Published: 08 Nov 2025, Last Modified: 08 Nov 2025ResponsibleFM @ NeurIPS 2025EveryoneRevisionsBibTeXCC BY 4.0
Keywords: multi-modal red-teaming, multi-modal alignment, agent, safety, adversarial robustness
TL;DR: We propose ARMs, an novel agentic multimodal red-teaming framework that optimizes 17 attack strategies to provide comprehensive risk assessment, and build ARMs-Bench, comprising 30K red-teaming instances to guide safer multimodal alignment.
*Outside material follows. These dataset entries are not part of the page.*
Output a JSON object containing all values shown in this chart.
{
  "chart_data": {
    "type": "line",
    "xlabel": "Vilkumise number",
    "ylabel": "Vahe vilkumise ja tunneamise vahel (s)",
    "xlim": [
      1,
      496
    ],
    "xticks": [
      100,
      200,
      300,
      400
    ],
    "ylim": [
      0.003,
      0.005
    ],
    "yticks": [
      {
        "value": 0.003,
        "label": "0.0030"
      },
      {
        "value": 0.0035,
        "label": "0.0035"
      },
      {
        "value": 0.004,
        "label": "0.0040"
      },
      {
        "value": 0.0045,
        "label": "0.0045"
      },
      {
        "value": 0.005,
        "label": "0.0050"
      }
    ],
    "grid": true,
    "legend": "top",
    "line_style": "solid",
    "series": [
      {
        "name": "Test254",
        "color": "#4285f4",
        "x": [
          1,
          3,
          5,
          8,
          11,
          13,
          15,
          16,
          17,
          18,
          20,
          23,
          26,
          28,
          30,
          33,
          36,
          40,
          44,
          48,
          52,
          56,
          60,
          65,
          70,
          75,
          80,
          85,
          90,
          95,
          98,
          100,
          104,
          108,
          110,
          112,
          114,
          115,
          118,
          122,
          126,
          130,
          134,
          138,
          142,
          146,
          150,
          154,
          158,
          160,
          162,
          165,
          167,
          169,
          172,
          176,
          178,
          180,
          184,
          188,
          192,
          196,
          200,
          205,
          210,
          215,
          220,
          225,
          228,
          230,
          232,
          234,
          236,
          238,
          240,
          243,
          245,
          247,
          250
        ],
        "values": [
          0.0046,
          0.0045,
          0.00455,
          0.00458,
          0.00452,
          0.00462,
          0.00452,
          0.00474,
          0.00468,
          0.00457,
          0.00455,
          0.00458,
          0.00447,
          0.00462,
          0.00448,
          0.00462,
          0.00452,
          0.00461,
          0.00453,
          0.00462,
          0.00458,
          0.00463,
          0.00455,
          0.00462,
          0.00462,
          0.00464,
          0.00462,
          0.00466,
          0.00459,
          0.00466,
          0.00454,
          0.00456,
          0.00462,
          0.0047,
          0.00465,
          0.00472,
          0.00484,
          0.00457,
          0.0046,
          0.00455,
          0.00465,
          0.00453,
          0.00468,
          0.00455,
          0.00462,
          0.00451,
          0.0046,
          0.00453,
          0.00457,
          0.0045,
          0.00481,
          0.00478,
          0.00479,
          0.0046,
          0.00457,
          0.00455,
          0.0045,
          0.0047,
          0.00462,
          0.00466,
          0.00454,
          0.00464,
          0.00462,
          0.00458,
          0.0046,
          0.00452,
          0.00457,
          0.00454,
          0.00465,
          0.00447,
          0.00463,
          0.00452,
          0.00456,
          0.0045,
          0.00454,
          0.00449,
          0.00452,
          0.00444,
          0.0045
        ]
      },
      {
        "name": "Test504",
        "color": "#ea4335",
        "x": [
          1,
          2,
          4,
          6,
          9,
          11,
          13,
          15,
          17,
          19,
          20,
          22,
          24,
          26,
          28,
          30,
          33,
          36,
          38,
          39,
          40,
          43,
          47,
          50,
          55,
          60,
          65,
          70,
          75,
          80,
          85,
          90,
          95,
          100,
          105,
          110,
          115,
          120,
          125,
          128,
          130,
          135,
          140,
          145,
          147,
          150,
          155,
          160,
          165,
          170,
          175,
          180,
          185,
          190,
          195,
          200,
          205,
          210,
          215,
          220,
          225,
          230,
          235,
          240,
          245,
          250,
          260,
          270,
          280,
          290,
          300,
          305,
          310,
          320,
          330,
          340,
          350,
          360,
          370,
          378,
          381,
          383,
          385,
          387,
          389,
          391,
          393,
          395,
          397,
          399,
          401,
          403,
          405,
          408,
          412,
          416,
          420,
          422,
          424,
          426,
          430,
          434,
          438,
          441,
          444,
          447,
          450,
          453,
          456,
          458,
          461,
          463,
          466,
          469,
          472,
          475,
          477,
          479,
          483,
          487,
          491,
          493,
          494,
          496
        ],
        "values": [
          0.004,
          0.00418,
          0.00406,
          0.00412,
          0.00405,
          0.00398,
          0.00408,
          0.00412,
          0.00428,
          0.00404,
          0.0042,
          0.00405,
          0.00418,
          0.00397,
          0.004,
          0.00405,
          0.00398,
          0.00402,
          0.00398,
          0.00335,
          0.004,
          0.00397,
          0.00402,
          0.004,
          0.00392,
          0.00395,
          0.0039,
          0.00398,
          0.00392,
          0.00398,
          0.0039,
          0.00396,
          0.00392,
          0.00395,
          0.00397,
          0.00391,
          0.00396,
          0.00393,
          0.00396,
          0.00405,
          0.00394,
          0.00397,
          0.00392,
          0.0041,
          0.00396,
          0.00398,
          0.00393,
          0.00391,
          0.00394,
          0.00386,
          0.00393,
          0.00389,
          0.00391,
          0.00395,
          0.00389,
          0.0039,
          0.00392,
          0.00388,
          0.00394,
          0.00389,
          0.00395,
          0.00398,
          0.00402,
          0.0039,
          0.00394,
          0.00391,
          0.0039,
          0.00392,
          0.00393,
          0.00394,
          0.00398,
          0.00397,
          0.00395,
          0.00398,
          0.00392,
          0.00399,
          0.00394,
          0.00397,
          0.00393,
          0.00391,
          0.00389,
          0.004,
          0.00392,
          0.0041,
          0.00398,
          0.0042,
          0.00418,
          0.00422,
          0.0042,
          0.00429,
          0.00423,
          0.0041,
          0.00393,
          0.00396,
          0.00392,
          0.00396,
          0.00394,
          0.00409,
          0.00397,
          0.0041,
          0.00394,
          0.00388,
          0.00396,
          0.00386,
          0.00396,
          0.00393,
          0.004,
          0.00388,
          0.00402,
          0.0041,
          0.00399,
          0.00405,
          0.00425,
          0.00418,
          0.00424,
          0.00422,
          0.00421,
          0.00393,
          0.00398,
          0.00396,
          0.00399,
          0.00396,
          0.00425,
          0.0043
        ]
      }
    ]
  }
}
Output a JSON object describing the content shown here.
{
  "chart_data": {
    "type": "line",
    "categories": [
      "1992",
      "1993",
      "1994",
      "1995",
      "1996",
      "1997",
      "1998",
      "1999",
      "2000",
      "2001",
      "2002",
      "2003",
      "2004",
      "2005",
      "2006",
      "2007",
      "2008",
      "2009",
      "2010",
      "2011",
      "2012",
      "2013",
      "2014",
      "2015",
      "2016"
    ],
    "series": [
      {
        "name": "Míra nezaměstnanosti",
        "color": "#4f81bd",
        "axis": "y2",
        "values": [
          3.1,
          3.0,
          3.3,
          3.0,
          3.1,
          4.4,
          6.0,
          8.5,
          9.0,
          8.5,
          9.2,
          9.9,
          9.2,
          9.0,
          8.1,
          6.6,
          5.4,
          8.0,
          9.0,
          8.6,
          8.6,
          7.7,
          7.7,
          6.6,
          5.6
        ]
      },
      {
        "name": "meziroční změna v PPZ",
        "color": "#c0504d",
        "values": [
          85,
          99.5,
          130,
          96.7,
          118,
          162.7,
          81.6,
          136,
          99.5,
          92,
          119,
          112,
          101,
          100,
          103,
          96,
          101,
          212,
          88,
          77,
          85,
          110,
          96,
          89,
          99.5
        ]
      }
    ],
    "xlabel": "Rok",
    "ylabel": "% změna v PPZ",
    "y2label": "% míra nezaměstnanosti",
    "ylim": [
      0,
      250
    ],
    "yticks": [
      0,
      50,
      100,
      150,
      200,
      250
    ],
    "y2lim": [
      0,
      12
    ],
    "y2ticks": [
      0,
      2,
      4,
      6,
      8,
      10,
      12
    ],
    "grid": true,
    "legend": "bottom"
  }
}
Abstract: As vision-language models (VLMs) gain prominence, their multimodal interfaces also introduce new safety vulnerabilities, making the safety evaluation challenging and critical. Existing red-teaming efforts are either restricted to a narrow set of adversarial patterns or depend heavily on manual engineering, lacking scalable exploration of emerging real-world adversarial strategies. To bridge this gap, we propose ARMs, an adaptive red-teaming agent that systematically conducts comprehensive risk assessments for VLMs. Given a target harmful behavior or risk definition, ARMs automatically optimizes diverse red-teaming strategies with reasoning-enhanced multi-step orchestration, to effectively elicit harmful outputs from target VLMs. This is the first red teaming framework that provides controllable generation given risk definitions. We propose 11 novel multimodal attack strategies, covering diverse adversarial patterns of VLMs (e.g., reasoning hijacking, contextual cloaking), and integrate 17 red-teaming algorithms with ARMs. To balance the diversity and effectiveness of the attack, we design a layered memory with an epsilon-greedy attack algorithm. Extensive experiments on different instance-based benchmarks and policy-based safety evaluations show that ARMs achieves the state-of-the-art attack success rate (ASR), improving ASR by an average of 52.1% compared to existing baselines and even exceeding 90% ASR on Claude-4-Sonnet, a constitutionally-aligned model widely recognized for its robustness. We show that the diversity of red-teaming instances generated by ARMs is significantly higher, revealing emerging vulnerabilities in VLMs. Leveraging ARMs, we construct ARMs-Bench, a large-scale multimodal safety benchmark comprising 30K red-teaming instances spanning 51 diverse risk categories, grounded in both real-world multimodal threats and regulatory risks. Fine-tuning with ARMs-Bench substantially reduces ASR while preserving general utility of VLMs, providing actionable insights to improve multimodal safety alignment.